I have been friends with this one girl since elementary school. We joke around and have a great time when we're together. She calls me her confidence booster, but sometimes I get so frustrated with her. I have two different situations with her at this moment. I just want an unbiased opinion on what someone else would do to handle this situation.

My girlfriend has a friend, we'll call friend a. Friend A has been in her life for awhile, but is always causing her grief. Friend A is the type of girl that has to out do everyone and is cheating the system. (She's on welfare and is not being totally honest with the government to continue getting higher benefits.) This woman has 2 children and the male child seems to be more important than the female child. (The girl has real dance talent, but the mother won't enroll her in dance classes, but the mother enrolls herself in a gym and has a personal trainer.) This makes my friend angry and annoys her because my friend takes extremely good care of her three children (2 girls, 1 boy). Her children come first in her mind. Friend A is always outdoing my girlfriend. My girlfriend got some new furniture this woman refurnished half her house. Girlfriend wanted a new laptop and Friend A immediately went out and bought a new laptop. My girlfriend got a new apartment, Friend A is now getting a 4 bedroom house rent free. This is upsetting to my friend that she works so hard, but seems to have nothing to show for in return. I try and highlight all the positives in her life, but it doesn't seem to be enough. I've been open about how much I dislike how Friend A is. I dislike the woman's attitude and the way she feels a need to be superior to those around her. My girlfriend sometimes wants Friend A to hang with us when we hit the clubs and I am thrilled when Friend A can't go! (She sometimes can't find a baby sitter.) I want to make my girlfriend realize this person is harmful and nothing but a problem for her that makes her depressed. My girlfriend is a great person and I want nothing but the best for her. Friend A's relationship is parasitic in my opinion. She'll take, take and take but give nothing in return to a friendship. (My girlfriend got friend A a birthday gift, but friend A didn't even get my girlfriend a card on hers. That's all my girlfriend wants on her birthday -- a card acknowledging that the date is important to you! )
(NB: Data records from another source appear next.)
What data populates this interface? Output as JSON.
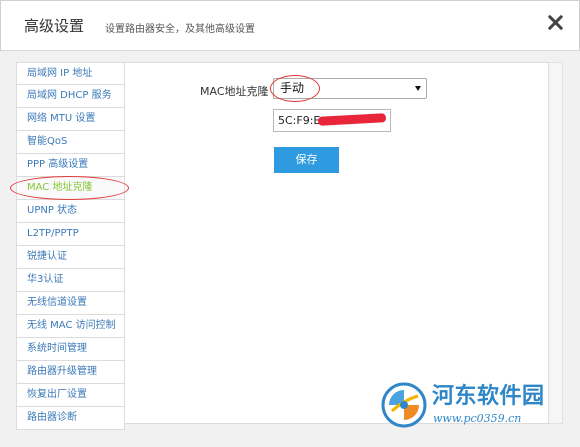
{
  "dialog": {
    "title": "高级设置",
    "subtitle": "设置路由器安全，及其他高级设置",
    "close_icon": "close-icon"
  },
  "sidebar": {
    "items": [
      {
        "label": "局域网 IP 地址"
      },
      {
        "label": "局域网 DHCP 服务"
      },
      {
        "label": "网络 MTU 设置"
      },
      {
        "label": "智能QoS"
      },
      {
        "label": "PPP 高级设置"
      },
      {
        "label": "MAC 地址克隆",
        "active": true
      },
      {
        "label": "UPNP 状态"
      },
      {
        "label": "L2TP/PPTP"
      },
      {
        "label": "锐捷认证"
      },
      {
        "label": "华3认证"
      },
      {
        "label": "无线信道设置"
      },
      {
        "label": "无线 MAC 访问控制"
      },
      {
        "label": "系统时间管理"
      },
      {
        "label": "路由器升级管理"
      },
      {
        "label": "恢复出厂设置"
      },
      {
        "label": "路由器诊断"
      }
    ]
  },
  "form": {
    "mac_clone_label": "MAC地址克隆",
    "mode_selected": "手动",
    "mac_value": "5C:F9:E",
    "save_label": "保存"
  },
  "watermark": {
    "name": "河东软件园",
    "url": "www.pc0359.cn"
  },
  "colors": {
    "link": "#3a79b8",
    "active": "#85c535",
    "button": "#2e9be0",
    "annotation": "#e23a3a",
    "watermark": "#2f87c8"
  }
}
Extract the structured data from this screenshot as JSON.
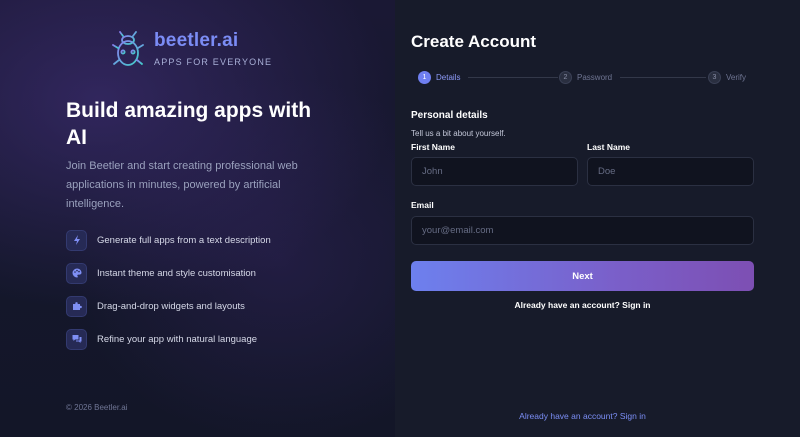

My second problem is my girlfriend is skinnier than me by a good deal. I would kill to be her weight/size and she can't seem to understand that. I'm always telling her she's beautiful, but she just won't listen to me. We've both been on the heavier side, but she's always been gorgeous heavy or not. She has given birth to 3 children! Every time she is calling herself fat I want to slap her. The difference between us is astronomical perhaps. She's never judged me poorly and has always accepted me no matter what size I am. I just want her to understand she's beautiful and to accept herself as who she is at the size she's at. Sure she could loose some weight, but I wish it wasn't such a critical issue to her. When she brings it up, I begin to feel fat myself. It's like, you're fat well honey wake up and look at me. She's maybe a size 14 pant and I am a size 22 pant. I've always been fat where she hasn't been. (She's had a couple times in her life where her weight has ballooned, but she's brought it back down.)

I love our friendship for the most part except for those few times where I am left feeling ugly and fat. I want her to understand that I would love to be her weight/size and that she should be happy as she is. I just don't know what to do.